(Blue Ghost 23)

I sold my home in New Jersey this summer (1995) and bought another near the mountains in Washington State (Seattle-Tacoma region). Actually, my wife Lynn picked it out when I sent her house hunting (talk about having faith in one's mate). I owned it before I saw it, after driving a Ryder truck 3,200 miles with two cats and a Siberian Husky in the front seat. Like the pioneer days with air conditioning!

But I already did that once in my life, when I moved there first from Kansas in '76. Swore I'd never leave then, but in '92 our company got bought; so, it was move to Jersey or lose out on a long career. Funny what a man will do for money. Even leave the land of his dreams.

So why am I still in Jersey? I had to come back and rent a place until we get the newly resold (again) business off the ground. Then, we will open up a West Coast sub-office in March; and I get to go home AND keep my job. Imagine that! There really is light at the end of the tunnel (Kissinger notwithstanding).

BTW, I work for a German company that makes machinery used in plastics processing. Nothing glamorous, but the industry is still growing; and it pays the bills. (That advice in the movie "The Graduate" was dead on.)

But, being married over half my life, "bach'ing it" is not my cup of tea. I live on frozen stuff, and the women at the laundromat think I'm a riot every Sunday the way I do wash. (I'm getting a little following, I fear.)

Anyway, I would be bored out of my skull nights if I didn't do something creative in my free time, so I write. I learned to enjoy it over the years of business travel in the States, South America, and Europe, always carrying a laptop. (I'm on one now.)

In fact, much of my memoir was written in hotel rooms around the world. Besides, unlike my other diversions, like boating, photography, etc., it doesn't cost me anything. And I get the most out of it.

So, I feel fortunate to have the spare time now to go back through my older stuff (and reread it myself for the first time in a 'coon's age) to put together something like these stories, or "Closure," to share with others on the VVHP.

I started my "adult" life very young, marrying my first wife when I was 17 (shotgun); and was a father at 18, when my daughter Suzanne was born. I was flying choppers in Nam at 19, turning 20 in mid-tour. At 38, Suzanne (then 20) gave birth to my precious grandson Ricky. Alex followed two years later.

My son, Shawn, was a Navy SEAL, electing to get out of the service and ply his trade commercially (the diving part, that is). He's up working in Alaska.

I met my present wife, Lynn, in a bar in Colorado Springs (1975) and started a hot, fast, two-week romance. Then I moved to Washington State and never talked with her again for four years. One day I called her in Peoria, Illinois, during my lunch hour away from IBM, and things picked up where they left off.
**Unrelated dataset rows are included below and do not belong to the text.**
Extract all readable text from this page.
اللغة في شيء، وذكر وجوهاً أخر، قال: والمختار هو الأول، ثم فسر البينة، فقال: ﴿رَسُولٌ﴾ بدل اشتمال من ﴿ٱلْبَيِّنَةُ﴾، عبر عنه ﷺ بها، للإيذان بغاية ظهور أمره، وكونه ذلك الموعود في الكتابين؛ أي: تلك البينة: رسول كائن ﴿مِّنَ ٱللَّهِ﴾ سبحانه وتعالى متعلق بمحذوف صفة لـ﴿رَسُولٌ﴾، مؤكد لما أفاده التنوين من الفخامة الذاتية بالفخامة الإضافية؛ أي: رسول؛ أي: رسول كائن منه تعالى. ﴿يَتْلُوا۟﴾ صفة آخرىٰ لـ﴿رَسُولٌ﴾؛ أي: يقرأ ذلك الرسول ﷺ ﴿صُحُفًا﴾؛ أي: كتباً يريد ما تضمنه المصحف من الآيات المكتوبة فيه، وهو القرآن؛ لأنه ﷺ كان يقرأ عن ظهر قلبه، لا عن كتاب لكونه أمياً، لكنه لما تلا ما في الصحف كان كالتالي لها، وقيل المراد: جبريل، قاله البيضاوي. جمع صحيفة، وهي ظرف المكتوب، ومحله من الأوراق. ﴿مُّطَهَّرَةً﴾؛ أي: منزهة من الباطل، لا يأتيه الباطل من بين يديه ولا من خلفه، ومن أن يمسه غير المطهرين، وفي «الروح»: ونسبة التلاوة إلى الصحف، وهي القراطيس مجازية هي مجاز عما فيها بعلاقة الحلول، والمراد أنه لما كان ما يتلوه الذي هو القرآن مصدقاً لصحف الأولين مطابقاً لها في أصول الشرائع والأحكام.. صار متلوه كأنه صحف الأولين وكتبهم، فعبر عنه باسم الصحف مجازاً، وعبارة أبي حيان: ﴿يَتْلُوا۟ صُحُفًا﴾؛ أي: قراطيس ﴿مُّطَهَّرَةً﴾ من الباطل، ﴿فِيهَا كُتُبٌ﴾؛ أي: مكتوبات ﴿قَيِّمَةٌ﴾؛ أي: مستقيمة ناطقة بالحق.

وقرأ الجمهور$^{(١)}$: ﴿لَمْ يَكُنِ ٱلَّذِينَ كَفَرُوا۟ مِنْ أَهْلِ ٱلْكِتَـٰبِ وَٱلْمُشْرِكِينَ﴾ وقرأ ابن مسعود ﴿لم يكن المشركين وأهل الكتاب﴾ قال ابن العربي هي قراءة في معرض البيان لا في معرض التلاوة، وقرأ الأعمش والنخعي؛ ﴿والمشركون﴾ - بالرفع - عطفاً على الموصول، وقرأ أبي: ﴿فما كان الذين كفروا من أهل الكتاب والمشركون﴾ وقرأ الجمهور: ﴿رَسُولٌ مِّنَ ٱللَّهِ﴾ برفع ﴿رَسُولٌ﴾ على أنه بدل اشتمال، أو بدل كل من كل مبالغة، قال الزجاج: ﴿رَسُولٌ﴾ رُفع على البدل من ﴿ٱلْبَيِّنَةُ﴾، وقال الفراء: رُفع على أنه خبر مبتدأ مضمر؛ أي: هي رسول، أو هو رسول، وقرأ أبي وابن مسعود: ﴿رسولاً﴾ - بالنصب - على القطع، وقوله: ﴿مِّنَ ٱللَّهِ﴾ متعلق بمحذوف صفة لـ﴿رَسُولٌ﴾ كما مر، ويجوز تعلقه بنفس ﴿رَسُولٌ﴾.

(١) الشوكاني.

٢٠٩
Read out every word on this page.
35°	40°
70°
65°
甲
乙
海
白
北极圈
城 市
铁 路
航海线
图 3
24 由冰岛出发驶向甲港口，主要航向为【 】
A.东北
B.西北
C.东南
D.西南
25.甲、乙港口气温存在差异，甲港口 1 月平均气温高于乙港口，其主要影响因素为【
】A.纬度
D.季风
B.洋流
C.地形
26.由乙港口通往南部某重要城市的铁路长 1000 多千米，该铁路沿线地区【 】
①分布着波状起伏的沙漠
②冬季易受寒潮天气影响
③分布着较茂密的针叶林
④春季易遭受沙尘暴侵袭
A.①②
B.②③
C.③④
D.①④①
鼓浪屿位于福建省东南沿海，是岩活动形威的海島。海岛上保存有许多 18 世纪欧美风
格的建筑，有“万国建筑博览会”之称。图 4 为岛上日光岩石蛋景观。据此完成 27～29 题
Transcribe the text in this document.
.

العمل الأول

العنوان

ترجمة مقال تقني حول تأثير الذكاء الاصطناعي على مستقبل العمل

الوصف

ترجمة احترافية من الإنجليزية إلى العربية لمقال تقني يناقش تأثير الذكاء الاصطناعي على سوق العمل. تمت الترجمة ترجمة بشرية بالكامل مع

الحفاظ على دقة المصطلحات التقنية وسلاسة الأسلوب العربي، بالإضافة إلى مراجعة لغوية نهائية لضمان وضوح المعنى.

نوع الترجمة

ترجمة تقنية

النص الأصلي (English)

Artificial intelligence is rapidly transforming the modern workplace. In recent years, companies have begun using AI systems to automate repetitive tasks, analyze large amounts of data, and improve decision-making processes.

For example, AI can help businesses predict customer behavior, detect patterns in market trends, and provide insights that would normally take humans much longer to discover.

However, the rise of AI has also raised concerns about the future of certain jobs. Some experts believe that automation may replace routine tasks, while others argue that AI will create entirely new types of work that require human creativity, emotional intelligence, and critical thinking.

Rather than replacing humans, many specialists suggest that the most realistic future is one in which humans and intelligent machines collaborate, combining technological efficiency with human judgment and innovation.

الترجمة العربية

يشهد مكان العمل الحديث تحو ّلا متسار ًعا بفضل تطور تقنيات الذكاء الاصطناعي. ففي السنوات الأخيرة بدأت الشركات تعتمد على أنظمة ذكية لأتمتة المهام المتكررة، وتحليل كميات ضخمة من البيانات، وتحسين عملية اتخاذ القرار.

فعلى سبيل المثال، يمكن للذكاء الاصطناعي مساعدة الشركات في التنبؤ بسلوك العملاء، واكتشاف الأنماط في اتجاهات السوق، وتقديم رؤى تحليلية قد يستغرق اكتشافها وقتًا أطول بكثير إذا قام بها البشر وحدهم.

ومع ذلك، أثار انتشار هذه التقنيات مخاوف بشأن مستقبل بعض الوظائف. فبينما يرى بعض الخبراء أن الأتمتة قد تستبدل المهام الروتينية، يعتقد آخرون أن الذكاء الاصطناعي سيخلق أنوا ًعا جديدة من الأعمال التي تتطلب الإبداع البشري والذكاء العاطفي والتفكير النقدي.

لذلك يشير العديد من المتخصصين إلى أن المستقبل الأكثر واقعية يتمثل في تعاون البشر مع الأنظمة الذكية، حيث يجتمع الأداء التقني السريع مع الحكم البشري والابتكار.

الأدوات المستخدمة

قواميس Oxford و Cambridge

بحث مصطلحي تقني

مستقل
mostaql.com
After a month, I proposed over the phone. Then we decided it would be a good idea if she flew out so we could see one another again before making our minds up for sure. My truck got stolen the day I was to pick her up at the airport, but I rented a Firebird and tried to pretend it was mine. (Think she knew better.)

Her mom said she was crazy for marrying any man under such circumstances (and I had to agree). She told her she would always keep her room ready for the day she would surely come crying back home. True to her word, Lynn's room is still made up the way she left it 16 years ago. But I think her mom just might be getting closer to accepting that it's going to work out after all. Mothers-in-law can sure be a stubborn lot!

The rest, as they say, is history.

UPDATE--November 1996

Now that I'm comfortably settled back in the Land Of Rain (western Washington State, where people don't tan, they rust), I thought it time to update this scandalous Biography of myself.

I'm presently living the secluded life on a few wooded acres, happily raising a herd of pygmy goats when I'm not traveling on international business. Wife Lynn and I are once again enjoying the company of our children and grandchildren, no longer living a continent away from them. Life is good right now, and I couldn't be happier.

I want to express my deepest gratitude to Bill McBride and the Platoon, who have made the "Vietnam Veterans Home Page" possible. For the many still trying to resolve our feelings about the Vietnam War, the VVHP provides an important link to the past, as well as the present.

In the last year or so, I have been contacted by numerous people regarding the "Blue Ghost 23" Gallery, especially about "Closure: A Vietnam Story." Among the respondents have been family members, former crewmembers who I served with, and personal friends of the men in Blue Ghost 39's crew. This in turn has led to even more closure for yours truly, as well as for them I trust.

The "Vietnam Veterans Home Page" started as a simple memorial to a great man, Lewis Puller Jr., but has evolved into an all encompassing tribute to the American experience in Vietnam.

May the effort continue to grow and outlive all of us as one of the great collective works about the war so future generations can learn first hand from our own words.